In our study, we demonstrated almost 100% sensitivity and specificity for detecting trisomy 21 using the NIPS results in multiple pregnancies, although the number of observations was limited. In three pregnant women with dichorionic diamniotic twins and trisomy 21 in one of the fetuses (confirmed by separate amniocentesis), NIPS revealed a high risk of trisomy 21. In addition, a high risk of trisomy 21 was identified in dichorionic diamniotic twins, resulting in the birth of a child with trisomy 21, confirmed by karyotyping of peripheral blood.

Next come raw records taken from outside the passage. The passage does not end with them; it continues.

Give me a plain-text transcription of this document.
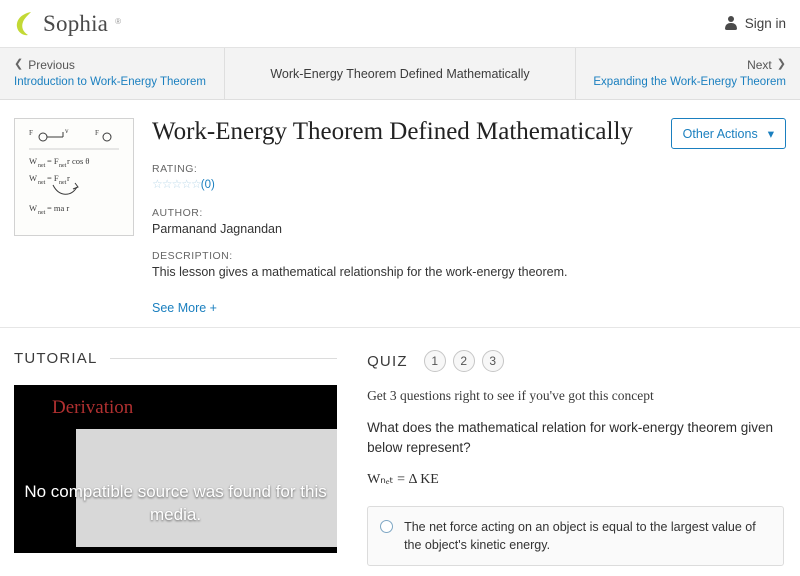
Sophia ®	Sign in
❮ Previous
Introduction to Work-Energy Theorem
Work-Energy Theorem Defined Mathematically
Next ❯
Expanding the Work-Energy Theorem
F	v	F
W net = F net r cos θ
W net = F net r
W net = ma r
Work-Energy Theorem Defined Mathematically	Other Actions ▾
RATING:
☆☆☆☆☆(0)
AUTHOR:
Parmanand Jagnandan
DESCRIPTION:
This lesson gives a mathematical relationship for the work-energy theorem.
See More +
TUTORIAL
Derivation
No compatible source was found for this media.
QUIZ	1	2	3
Get 3 questions right to see if you've got this concept
What does the mathematical relation for work-energy theorem given below represent?
Wₙₑₜ = Δ KE
The net force acting on an object is equal to the largest value of the object's kinetic energy.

In one case of monochorionic diamniotic twins, antenatal death of one fetus occurred after identification of a high risk by NIPS. In this regard, amniocentesis was performed on only one of the co-twins and showed normal results. In this case, despite the supposed origin of the twins from the same zygote, the possible discordance in the number of chromosomes in the fetuses could be explained by mosaicism. Unfortunately, we were unable to confirm this assumption because of the unavailability of placenta after birth.

In a pregnant woman with trichorionic triamniotic triplets, trisomy 21 was detected in one of the fetuses during separate choriocentesis. In this case, NIPS performed before invasive intervention and after spontaneous affected fetal reduction revealed a high risk of trisomy 21.

According to the NIPS, 73 pregnant women with a low risk of aneuploidy of chromosomes 21, 18, and 13 gave birth to phenotypically healthy children.

According to our observations, the average proportion of fetal DNA in pregnant twins was 11.2%, that is, for most women, it exceeded 8.0%.

It should be mentioned that despite the low rate of false-positive results, if a high risk of trisomy 21 is detected in a multiple pregnancy, as in the case of a singleton pregnancy, genetic counseling is indicated to decide on the issue of invasive diagnosis. In addition, genetic counselling is advisable for pregnant women with low fetal fractions, as invasive diagnostics may also be suggested in these cases [28].

Relatively little information is available in the literature regarding the effectiveness of NIPS for detecting trisomies 18 and 13 in multiple pregnancies, largely because of their lower prevalence. In our study, aneuploidy was not observed on chromosomes 18 and 13. However, both syndromes have more pronounced phenotypic features and are easily diagnosed using ultrasonography. Accounting for sex chromosome abnormalities during multiple pregnancies is not recommended in most countries.

It is noteworthy that due to increased obstetric risks in twin pregnancies, NIPS is advisable at early gestational ages (starting from 10 weeks).